MISSISSAUGA, Ont. – Everybody is looking for qualified drivers who will stay with the company for a long time, but it’s becoming more and more difficult to find them.
And now Canadian recruiters are facing even more competition from U.S. trucking companies, which are trying to entice Canadian drivers to work for them.
Truck News visited the Husky Truck Stop in Mississauga to see what Canadian drivers thought about U.S. companies’ attempts to court them.
“My company has U.S. drivers driving for them, mainly O/Os, so all of the border work is left to them because, to be honest, they couldn’t pay me enough to go to the U.S.,” said Nancy Albright, a driver for Pro North based out of North Bay, Ont.
Albright said she doesn’t see this Can-Am swap as being a problem.
“If they want to jump jobs and if those companies can offer them a good situation and good money then why not?” she said.
For long-haul driver Andrew Kerr there isn’t much that a company could do to get him to drive for a company south of the border.
“It’s hard to say unless you’re in the situation but I really don’t think there is much they could do or say to get me to make that move,” said Kerr, who drives for Pro North in Mississauga, Ont.
Claude Robert, a driver for Central Freight in Winnipeg, Man., said it would probably be more of a hassle to drive for a U.S. company.
“I just think getting all of the paperwork and green card stuff straightened out would be a nightmare,” said Robert. “Not to mention that it is kind of crazy to drive for a company in the States when there are lots of companies here in Canada that need drivers.
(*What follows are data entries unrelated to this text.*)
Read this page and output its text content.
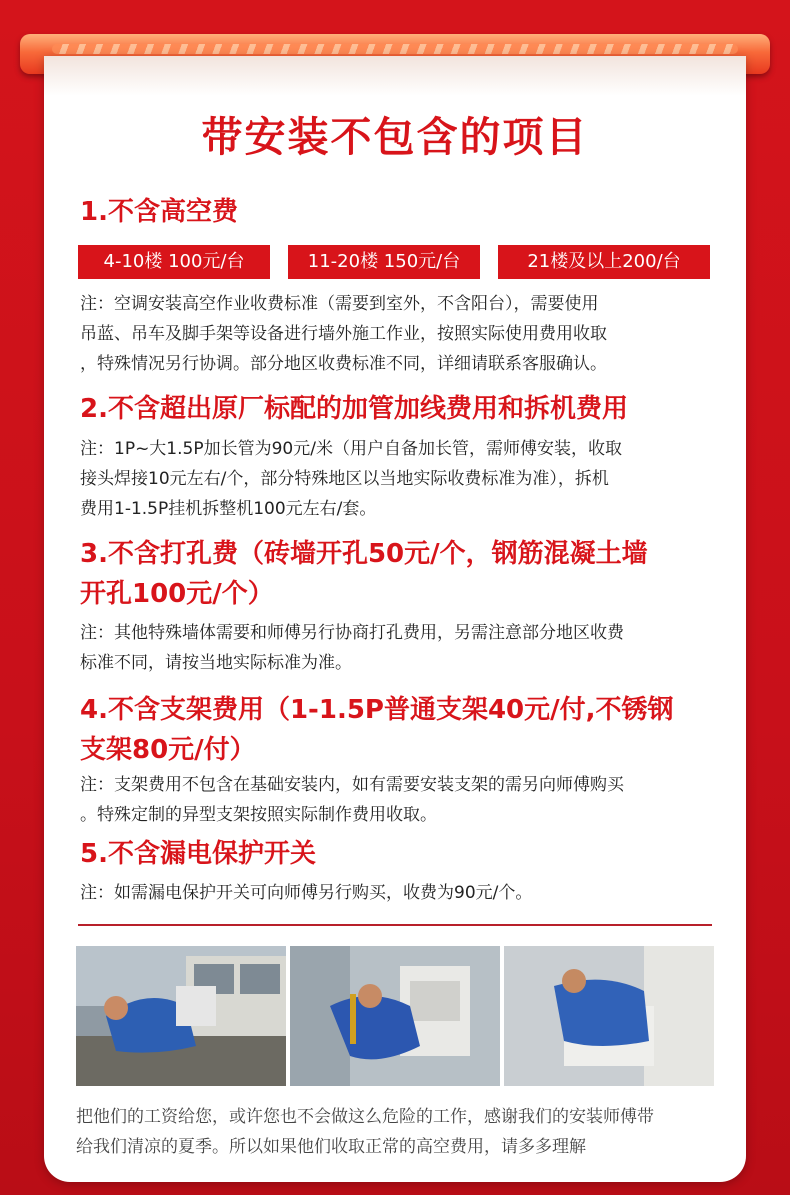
带安装不包含的项目
1.不含高空费
4-10楼 100元/台	11-20楼 150元/台	21楼及以上200/台
注：空调安装高空作业收费标准（需要到室外，不含阳台），需要使用
吊蓝、吊车及脚手架等设备进行墙外施工作业，按照实际使用费用收取
，特殊情况另行协调。部分地区收费标准不同，详细请联系客服确认。
2.不含超出原厂标配的加管加线费用和拆机费用
注：1P~大1.5P加长管为90元/米（用户自备加长管，需师傅安装，收取
接头焊接10元左右/个，部分特殊地区以当地实际收费标准为准），拆机
费用1-1.5P挂机拆整机100元左右/套。
3.不含打孔费（砖墙开孔50元/个，钢筋混凝土墙
开孔100元/个）
注：其他特殊墙体需要和师傅另行协商打孔费用，另需注意部分地区收费
标准不同，请按当地实际标准为准。
4.不含支架费用（1-1.5P普通支架40元/付,不锈钢
支架80元/付）
注：支架费用不包含在基础安装内，如有需要安装支架的需另向师傅购买
。特殊定制的异型支架按照实际制作费用收取。
5.不含漏电保护开关
注：如需漏电保护开关可向师傅另行购买，收费为90元/个。
把他们的工资给您，或许您也不会做这么危险的工作，感谢我们的安装师傅带
给我们清凉的夏季。所以如果他们收取正常的高空费用，请多多理解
So I don’t really know why anyone would move south.”
“More power to them,” said Darrell Ray a driver for Pro North of North Bay, Ont. “The U.S. companies seem to be paying their drivers a lot more and so if it’s just a matter of getting a green card then I say why not?”
There are a lot of companies in Western Canada already that look for drivers with dual citizenship so this is the next step and it could really shake things up in Canada, he added. U.S. recruitment campaigns may also give the Canadian carriers a glimpse of what they need to do to keep their drivers, he said.
Ralph Ambridge, who drives for Trimac in Valley Field, Que., said he doesn’t blame the guys who want to head south to find work.
“Everyone wants to make a buck,” said Ambridge, “and there is enough freight that drivers can bounce back and forth between the U.S. and Canada.”
Ambridge used to work for a U.S. company and worked almost independently, he explained.
“In most cases, a U.S. carrier will get paid a load rate in U.S dollars but for the same load, a Canadian carrier will get paid the same rate in Canadian dollars,” said Ambridge. “And that just doesn’t seem right.”